Verrés to Pont-Saint-Martin, 16.84km
Al Drit, our B&B in Verrés was the kind of place you want to stay for a few days. A delightful property with a garden and private terrace, it sits just below the Castillo de Verrés, with a view out over the Valley. What’s more, the family also operates the excellent Ristorate La Tour next door. Although the restaurant is closed on Tuesday, we were served a lovely meal from their normal menu, including vegetable and saffron tart, vegetarian polpettes, tagliatelle with Aosta Bleu cheese, panna cotta and crostata (jam tart).
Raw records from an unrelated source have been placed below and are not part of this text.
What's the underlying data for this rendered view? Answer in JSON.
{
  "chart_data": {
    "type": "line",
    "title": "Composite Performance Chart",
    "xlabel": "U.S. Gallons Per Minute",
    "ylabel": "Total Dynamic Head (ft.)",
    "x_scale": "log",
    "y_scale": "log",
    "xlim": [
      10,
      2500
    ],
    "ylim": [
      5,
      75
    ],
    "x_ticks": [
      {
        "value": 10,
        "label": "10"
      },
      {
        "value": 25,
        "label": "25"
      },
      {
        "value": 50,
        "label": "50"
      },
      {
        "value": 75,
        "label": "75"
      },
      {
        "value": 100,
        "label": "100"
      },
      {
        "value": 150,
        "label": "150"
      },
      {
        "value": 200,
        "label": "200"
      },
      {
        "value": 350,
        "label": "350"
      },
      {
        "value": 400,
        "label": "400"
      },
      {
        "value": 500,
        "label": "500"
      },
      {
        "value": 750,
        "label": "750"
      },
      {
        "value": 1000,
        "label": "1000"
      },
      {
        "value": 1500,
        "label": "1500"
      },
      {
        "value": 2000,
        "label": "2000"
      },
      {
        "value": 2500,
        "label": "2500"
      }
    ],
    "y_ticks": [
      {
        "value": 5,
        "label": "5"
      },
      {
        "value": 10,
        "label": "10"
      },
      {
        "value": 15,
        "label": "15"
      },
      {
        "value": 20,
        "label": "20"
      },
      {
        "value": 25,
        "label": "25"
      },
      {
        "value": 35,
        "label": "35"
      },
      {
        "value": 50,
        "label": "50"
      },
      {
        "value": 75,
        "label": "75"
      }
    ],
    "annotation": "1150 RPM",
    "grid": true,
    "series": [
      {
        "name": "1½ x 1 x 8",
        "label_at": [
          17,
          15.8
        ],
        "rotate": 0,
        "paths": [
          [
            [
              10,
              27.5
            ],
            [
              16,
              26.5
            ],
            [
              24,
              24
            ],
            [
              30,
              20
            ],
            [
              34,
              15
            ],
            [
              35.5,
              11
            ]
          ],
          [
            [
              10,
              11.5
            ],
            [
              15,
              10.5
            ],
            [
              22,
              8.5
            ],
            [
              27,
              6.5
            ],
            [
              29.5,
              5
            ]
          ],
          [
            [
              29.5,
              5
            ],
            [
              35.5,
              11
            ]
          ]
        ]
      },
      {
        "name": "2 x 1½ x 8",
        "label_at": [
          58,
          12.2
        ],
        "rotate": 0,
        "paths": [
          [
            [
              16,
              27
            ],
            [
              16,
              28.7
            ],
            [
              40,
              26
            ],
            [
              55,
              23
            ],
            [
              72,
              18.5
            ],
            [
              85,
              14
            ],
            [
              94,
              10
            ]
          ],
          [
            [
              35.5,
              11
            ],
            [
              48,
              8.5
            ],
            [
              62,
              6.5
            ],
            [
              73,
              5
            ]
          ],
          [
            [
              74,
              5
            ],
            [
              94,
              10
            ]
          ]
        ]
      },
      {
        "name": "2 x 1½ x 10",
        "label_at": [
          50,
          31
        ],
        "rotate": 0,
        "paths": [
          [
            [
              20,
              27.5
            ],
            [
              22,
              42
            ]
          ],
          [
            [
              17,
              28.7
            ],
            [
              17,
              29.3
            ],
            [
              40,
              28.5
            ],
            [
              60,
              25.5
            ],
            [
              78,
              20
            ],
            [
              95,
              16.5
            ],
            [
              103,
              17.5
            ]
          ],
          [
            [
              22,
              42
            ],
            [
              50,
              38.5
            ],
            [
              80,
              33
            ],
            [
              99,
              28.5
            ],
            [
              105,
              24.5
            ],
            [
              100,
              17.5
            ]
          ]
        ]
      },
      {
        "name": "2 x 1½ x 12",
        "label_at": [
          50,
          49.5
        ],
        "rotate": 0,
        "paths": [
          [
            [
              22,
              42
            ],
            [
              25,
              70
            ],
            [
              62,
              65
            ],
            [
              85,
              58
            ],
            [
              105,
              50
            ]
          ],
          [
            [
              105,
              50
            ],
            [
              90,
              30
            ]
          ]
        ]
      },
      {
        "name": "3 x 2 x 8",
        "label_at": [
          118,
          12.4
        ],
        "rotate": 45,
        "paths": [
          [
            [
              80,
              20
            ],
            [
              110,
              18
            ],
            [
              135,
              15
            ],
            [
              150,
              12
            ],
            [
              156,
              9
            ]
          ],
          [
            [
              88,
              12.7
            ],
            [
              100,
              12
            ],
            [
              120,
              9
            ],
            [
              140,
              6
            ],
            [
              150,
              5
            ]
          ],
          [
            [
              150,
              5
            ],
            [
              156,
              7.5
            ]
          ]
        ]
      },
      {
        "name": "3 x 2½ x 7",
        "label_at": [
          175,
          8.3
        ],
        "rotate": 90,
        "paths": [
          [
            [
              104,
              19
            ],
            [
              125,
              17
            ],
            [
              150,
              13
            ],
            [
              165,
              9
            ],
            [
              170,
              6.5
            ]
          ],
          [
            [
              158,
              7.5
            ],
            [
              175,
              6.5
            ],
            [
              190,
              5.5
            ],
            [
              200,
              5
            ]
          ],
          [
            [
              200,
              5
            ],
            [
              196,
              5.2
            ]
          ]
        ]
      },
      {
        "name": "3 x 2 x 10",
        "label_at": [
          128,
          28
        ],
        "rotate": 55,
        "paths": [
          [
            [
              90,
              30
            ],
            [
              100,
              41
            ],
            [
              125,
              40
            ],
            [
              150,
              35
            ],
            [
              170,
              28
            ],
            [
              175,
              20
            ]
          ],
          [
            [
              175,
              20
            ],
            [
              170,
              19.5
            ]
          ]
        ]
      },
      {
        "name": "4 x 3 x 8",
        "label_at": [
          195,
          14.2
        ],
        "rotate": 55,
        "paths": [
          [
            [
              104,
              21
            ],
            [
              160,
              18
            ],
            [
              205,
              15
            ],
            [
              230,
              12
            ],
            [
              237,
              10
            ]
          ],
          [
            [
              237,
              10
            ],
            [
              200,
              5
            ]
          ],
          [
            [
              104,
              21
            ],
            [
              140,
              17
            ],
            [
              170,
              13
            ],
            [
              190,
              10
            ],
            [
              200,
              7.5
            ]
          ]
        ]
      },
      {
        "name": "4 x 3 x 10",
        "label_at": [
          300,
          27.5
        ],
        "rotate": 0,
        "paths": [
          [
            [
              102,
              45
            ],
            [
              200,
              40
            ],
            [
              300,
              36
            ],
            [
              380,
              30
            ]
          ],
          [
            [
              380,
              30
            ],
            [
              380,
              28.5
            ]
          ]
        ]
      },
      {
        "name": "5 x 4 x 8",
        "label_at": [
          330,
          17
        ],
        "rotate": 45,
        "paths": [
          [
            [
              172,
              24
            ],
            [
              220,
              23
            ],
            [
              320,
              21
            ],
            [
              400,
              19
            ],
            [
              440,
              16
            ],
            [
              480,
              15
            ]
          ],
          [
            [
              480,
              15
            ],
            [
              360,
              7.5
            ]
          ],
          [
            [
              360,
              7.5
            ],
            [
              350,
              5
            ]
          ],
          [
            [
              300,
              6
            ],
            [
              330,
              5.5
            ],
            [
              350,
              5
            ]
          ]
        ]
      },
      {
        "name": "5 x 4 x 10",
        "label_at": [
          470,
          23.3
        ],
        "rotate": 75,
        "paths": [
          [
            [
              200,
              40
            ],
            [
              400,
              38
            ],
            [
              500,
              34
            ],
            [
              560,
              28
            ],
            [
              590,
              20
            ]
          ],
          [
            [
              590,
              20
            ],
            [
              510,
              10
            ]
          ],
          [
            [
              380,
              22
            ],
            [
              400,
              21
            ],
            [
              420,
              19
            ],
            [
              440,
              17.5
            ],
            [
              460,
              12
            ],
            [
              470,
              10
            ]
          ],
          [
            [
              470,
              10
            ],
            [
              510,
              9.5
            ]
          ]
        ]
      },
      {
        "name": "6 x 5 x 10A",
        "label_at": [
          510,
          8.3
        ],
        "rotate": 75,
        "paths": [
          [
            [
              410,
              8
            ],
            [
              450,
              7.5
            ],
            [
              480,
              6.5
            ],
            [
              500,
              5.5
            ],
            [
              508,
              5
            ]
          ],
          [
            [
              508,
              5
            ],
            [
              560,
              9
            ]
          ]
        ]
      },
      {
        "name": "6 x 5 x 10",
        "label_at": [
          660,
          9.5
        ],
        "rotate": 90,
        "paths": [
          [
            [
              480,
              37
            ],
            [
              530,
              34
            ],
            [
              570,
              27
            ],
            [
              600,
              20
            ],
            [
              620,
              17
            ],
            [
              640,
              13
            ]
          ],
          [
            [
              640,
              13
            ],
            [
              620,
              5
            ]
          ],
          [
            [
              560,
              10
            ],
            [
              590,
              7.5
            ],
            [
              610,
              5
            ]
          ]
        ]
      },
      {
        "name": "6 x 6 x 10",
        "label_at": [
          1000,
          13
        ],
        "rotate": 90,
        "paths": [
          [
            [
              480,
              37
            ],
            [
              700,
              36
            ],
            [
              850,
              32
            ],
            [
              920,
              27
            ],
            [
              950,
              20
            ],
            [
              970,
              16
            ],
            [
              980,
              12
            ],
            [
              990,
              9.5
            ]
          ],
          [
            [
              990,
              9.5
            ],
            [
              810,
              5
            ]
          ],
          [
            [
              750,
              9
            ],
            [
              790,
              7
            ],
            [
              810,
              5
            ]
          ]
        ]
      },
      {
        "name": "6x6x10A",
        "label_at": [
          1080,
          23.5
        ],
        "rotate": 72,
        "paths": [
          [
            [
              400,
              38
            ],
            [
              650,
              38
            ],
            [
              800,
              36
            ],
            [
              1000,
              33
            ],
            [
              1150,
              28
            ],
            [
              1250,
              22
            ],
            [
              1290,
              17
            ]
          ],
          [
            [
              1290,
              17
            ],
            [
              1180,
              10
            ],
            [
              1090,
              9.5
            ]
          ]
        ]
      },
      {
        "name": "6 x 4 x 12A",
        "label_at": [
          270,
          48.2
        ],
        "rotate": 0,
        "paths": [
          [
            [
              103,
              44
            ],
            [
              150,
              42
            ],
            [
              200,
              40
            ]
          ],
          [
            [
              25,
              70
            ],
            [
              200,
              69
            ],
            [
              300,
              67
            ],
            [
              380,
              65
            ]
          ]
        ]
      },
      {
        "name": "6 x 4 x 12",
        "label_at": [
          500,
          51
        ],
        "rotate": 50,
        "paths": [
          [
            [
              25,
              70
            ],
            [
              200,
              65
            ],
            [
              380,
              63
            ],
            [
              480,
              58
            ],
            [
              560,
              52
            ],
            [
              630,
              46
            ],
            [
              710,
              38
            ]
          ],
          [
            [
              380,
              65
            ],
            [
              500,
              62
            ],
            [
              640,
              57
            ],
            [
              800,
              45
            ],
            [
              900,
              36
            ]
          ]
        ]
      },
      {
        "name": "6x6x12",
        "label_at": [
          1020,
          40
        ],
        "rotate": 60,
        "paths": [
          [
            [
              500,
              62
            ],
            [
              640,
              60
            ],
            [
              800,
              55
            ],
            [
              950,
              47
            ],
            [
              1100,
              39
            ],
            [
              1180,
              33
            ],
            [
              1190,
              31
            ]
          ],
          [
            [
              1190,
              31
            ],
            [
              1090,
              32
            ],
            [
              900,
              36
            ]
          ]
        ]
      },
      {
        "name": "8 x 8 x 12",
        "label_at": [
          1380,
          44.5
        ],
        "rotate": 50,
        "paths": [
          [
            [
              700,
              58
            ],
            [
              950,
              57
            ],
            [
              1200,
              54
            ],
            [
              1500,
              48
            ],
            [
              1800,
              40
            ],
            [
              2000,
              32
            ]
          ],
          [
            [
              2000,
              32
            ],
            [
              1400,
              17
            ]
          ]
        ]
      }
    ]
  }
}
Breakfast this morning included orange cake, croissants alla marmellata, cheese, yoghurt and good espresso.
After seeing our bags off by taxi to Pont-Saint-Martin, we walked up to the castle to have a look at this impressive 14thC fortress which dominates the town of Verrés and the Val d’Ayas. By the beginning of the 19thC, the building was falling into disrepair. Through the efforts of the “Director of the Crown Delegation for the preservation of Piedmontese and Ligurian Monuments” restoration began in 1894 and was completed in 1920.
A cobbled path took us back down to the town centre, where we rejoined the VF which took us across the Dora Bâltea River and then along the western side of the valley floor. (We chose an alternative route avoiding a wide loop to visit the church of San Martino in Arnad.) The route was easy walking and interesting. Of note: the 18thC Bridge of Echallod (where Paul got caught up in thick underbrush and vines trying to get a photo), the ancient town of Hône, where in 1867, flooding from the river resulted in 93 people succumbing to cholera; the medieval village of Bard,
dominated by a fortress originating from the 11thC. The streets are lined with historic houses too numerous to detail! And, lastly, in Donnas we were privileged (and slightly awed) to be able to walk along a section of the Via delle Gallie, the Roman consular road that crossed the lower Aosta Valley into Gaul. The stretch of road was carved into the bare rock for a distance of 221 metres, opening in a 4-metre-high archway.